Let us repeat this approach again for another featurization: we already know that it is possible to resolve six metastable states (five slow processes) using an HMM estimated on a coarse discretization of the backbone torsions. Can you achieve the same level of resolution using heavy atom distances and a suitable TICA projection?

**Exercise 1**: obtain the heavy atom distances, use TICA for dimension reduction, and discretize using a method of your choice.

In [None]:
feat = #FIXME
feat. #FIXME
data = #FIXME

tica = #FIXME
tica_all = np.concatenate(tica.get_output())

cluster = #FIXME
dtrajs_all = #FIXME

its = pyemma.msm.its(cluster.dtrajs, lags=[1, 2, 5, 10, 20, 50], nits=4, errors='bayes')

fig, axes = plt.subplots(1, 3, figsize=(12, 3))
pyemma.plots.plot_feature_histograms(tica_all, ax=axes[0])
pyemma.plots.plot_density(*tica_all[:, :2].T, ax=axes[1], cbar=False, alpha=0.1)
axes[1].scatter(*cluster.clustercenters[:, :2].T, s=15, c='C1')
axes[1].set_xlabel('IC 1')
axes[1].set_ylabel('IC 2')
pyemma.plots.plot_implied_timescales(its, ax=axes[2], units='ps')
fig.tight_layout()

In [None]:
feat = pyemma.coordinates.featurizer(pdb)
feat.add_distances(feat.select_Heavy())
data = pyemma.coordinates.load(files, features=feat)

tica = pyemma.coordinates.tica(data, lag=3)
tica_all = np.concatenate(tica.get_output())

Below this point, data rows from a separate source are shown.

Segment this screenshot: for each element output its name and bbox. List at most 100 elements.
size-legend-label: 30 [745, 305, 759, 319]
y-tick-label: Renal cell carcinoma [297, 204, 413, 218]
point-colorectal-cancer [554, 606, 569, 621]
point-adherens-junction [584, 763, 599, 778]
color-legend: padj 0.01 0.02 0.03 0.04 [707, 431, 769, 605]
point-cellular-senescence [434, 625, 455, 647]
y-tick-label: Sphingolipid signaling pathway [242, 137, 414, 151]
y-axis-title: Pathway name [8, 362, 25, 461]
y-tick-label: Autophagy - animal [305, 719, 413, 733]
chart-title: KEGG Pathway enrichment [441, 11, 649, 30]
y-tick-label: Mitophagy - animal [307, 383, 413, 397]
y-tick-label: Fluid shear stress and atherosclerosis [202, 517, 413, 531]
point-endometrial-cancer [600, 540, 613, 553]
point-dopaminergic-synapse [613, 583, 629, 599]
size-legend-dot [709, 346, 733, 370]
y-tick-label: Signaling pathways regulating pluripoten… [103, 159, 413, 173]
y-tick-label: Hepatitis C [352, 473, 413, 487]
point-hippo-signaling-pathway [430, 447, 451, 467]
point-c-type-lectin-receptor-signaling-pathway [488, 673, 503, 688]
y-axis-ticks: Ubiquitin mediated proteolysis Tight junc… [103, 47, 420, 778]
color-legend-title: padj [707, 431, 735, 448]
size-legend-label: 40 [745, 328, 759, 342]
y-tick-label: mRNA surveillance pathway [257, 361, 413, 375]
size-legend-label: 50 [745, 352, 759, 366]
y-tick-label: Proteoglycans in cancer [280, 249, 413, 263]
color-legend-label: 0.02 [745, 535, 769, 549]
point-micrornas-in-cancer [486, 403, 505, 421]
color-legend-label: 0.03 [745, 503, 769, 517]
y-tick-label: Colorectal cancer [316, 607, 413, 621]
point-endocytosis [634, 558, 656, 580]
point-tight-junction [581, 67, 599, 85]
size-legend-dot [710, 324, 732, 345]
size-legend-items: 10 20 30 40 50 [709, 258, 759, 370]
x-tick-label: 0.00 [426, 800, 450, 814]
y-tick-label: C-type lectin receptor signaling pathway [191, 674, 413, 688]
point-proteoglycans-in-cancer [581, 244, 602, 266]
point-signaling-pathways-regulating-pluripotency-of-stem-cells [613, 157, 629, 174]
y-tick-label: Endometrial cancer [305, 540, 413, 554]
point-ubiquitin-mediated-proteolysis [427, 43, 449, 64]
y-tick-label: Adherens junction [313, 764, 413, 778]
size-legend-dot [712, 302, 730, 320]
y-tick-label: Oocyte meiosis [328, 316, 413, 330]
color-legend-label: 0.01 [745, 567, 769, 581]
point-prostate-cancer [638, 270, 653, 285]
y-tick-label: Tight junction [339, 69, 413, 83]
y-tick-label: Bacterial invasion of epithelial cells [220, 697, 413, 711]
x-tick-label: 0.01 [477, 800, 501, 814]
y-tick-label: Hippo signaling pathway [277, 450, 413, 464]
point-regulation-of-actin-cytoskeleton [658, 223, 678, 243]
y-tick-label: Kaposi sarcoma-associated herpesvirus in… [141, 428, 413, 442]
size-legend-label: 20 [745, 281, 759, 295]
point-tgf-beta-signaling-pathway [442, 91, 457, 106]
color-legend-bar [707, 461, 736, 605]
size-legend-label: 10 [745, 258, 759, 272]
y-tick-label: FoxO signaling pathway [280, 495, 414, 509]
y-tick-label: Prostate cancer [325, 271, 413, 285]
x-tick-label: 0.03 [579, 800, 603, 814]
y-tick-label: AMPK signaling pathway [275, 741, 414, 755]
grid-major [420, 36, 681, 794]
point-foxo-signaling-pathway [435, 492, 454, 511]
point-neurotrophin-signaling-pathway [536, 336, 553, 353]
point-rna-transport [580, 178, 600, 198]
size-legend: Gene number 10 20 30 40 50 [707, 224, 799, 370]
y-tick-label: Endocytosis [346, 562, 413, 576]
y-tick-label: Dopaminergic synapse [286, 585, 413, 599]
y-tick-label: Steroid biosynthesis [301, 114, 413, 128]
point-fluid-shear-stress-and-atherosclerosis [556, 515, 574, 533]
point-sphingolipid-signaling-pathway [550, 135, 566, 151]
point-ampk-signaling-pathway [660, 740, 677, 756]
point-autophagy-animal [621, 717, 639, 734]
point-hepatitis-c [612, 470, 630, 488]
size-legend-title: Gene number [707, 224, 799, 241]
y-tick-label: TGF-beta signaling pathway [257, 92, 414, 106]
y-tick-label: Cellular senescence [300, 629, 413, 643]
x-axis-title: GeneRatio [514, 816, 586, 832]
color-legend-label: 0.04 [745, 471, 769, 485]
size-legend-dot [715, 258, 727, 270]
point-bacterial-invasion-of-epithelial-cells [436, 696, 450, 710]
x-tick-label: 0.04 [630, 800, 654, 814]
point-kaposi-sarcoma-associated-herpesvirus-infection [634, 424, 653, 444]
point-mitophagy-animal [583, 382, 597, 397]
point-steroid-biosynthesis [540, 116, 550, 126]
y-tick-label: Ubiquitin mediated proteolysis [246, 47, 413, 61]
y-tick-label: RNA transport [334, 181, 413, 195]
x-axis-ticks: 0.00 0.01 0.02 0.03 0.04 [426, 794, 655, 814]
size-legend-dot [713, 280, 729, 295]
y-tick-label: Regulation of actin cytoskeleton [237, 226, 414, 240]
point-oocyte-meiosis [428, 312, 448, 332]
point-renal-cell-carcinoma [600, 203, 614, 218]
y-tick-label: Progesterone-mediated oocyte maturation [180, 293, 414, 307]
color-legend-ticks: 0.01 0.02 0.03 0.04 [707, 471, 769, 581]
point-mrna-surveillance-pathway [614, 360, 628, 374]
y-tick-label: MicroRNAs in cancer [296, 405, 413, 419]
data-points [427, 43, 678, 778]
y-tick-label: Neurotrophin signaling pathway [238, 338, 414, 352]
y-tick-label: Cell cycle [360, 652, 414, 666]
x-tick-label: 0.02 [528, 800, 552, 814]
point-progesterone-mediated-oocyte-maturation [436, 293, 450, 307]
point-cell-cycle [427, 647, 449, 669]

cluster = pyemma.coordinates.cluster_kmeans(tica, k=100, max_iter=50, stride=10)
dtrajs_all = np.concatenate(cluster.dtrajs)

its = pyemma.msm.its(cluster.dtrajs, lags=[1, 2, 5, 10, 20, 50], nits=4, errors='bayes')

fig, axes = plt.subplots(1, 3, figsize=(12, 3))
pyemma.plots.plot_feature_histograms(tica_all, ax=axes[0])
pyemma.plots.plot_density(*tica_all[:, :2].T, ax=axes[1], cbar=False, alpha=0.1)
axes[1].scatter(*cluster.clustercenters[:, :2].T, s=15, c='C1')
axes[1].set_xlabel('IC 1')
axes[1].set_ylabel('IC 2')
pyemma.plots.plot_implied_timescales(its, ax=axes[2], units='ps')
fig.tight_layout()

**Exercise 2**: let's see if your discretized data is suitable to converge five slow implied timescales using a bayesian HMM.

In [None]:
pyemma.plots.plot_implied_timescales #FIXME

In [None]:
pyemma.plots.plot_implied_timescales(
    pyemma.msm.timescales_hmsm(cluster.dtrajs, 6, lags=[1, 2, 3, 4], errors='bayes'));

**Exercise 3**: estimate a bayesian HMM and perform a CK test.

In [None]:
hmm = #FIXME
pyemma.plots. #FIXME

In [None]:
hmm = pyemma.msm.bayesian_hidden_markov_model(cluster.dtrajs, 6, lag=1, dt_traj='0.001 ns')
pyemma.plots.plot_cktest(hmm.cktest(mlags=2));

**Exercise 4**: now that you have a model, be creative and visualize the metastable regions in your projected space.

In [None]:
#FIXME

In [None]:
def draw_panel(ax, i, j):
    pyemma.plots.plot_state_map(
        *tica_all[:, [i, j]].T,
        hmm.metastable_assignments[dtrajs_all],
        ax=ax)
    ax.set_xlabel('IC {}'.format(i + 1))
    ax.set_ylabel('IC {}'.format(j + 1))

fig, axes = plt.subplots(2, 2, figsize=(10, 8))
draw_panel(axes[0, 0], 0, 2)
draw_panel(axes[0, 1], 1, 2)
draw_panel(axes[1, 0], 0, 1)
axes[1, 1].set_axis_off()
fig.tight_layout()

## Wrapping up
In this notebook, we have learned how to use a hidden Markov state model (HMM) and how they differ from an MSM. In detail, we have used
- `pyemma.msm.timescales_hmsm()` function to obtain an implied timescale object for HMMs,
- `pyemma.msm.estimate_hidden_markov_model()` to estimate a regular HMM,
- `pyemma.msm.bayesian_hidden_markov_model()` to estimate a Bayesian HMM, and
- the `metastable_assignments` attribute of an HMM object to access the metastable membership of discrete states.